BOUVIER PARTNERSHIP, LLP, BUFFALO (NORMAN E.S. GREENE OF COUNSEL), FOR DEFENDANT-RESPONDENT AND THIRD-PARTY PLAINTIFF-RESPONDENT.

Before: Hurlbutt, J.P., Centra, Pine and Gorski, JJ.


It is hereby ordered that the order so appealed from is unanimously affirmed without costs.

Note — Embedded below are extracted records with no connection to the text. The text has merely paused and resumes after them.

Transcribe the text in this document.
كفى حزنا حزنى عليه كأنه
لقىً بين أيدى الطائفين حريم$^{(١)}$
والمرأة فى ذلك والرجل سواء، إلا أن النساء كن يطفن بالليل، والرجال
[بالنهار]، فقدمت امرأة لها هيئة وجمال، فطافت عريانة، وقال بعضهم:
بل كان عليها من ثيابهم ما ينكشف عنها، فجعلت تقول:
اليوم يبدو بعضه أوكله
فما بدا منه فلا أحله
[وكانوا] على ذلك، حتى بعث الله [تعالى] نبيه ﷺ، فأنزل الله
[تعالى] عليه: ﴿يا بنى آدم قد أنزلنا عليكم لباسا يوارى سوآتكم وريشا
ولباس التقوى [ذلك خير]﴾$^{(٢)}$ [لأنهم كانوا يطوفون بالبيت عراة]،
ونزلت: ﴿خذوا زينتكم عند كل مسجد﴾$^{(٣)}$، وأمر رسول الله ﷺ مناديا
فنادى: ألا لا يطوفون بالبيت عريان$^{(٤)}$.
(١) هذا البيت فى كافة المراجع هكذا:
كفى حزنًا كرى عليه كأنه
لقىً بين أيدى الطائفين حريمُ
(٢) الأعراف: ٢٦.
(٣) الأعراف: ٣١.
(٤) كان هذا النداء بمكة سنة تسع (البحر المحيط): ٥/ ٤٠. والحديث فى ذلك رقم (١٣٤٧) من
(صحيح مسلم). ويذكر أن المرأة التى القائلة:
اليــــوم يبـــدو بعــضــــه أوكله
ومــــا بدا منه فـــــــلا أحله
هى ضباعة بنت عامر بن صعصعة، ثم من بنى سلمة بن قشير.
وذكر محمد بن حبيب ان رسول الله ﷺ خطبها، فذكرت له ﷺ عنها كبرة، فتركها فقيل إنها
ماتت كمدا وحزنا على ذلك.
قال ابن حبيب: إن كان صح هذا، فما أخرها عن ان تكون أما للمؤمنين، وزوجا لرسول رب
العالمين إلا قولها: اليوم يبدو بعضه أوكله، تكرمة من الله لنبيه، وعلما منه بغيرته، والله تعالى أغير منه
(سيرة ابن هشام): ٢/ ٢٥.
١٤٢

Memorandum: Plaintiff commenced this action seeking damages for injuries he sustained when the stopped vehicle in which he was a passenger was rear-ended by a vehicle owned and driven by defendant and third-party plaintiff, Michael J. Hale. Supreme Court properly denied that part of the motion of defendant and third-party defendant, David A. Andrzejewski, the driver of the vehicle in which plaintiff was a passenger, for partial summary judgment determining that the negligence of Hale was the sole proximate cause of the accident. It is well established that, "[a]s a matter of law, a rear-end collision with a stopped [vehicle] establishes a prima facie case of negligence on the part of the driver of the rear vehicle" ( Diller v City of N.Y. Police Dept, 269 AD2d 143, 144; see Baron v Murray, 268 AD2d 495; see also Downs v Toth, 265 AD2d 925). In opposition to the motion, however, Hale submitted evidence that Andrzejewski stopped short and rear-ended the vehicle in front of him prior to being rear-ended by Hale. Thus, Hale raised a triable issue of fact whether Andrzejewski was also negligent ( see generally Zuckerman v City of New York, 49 NY2d 557, 562).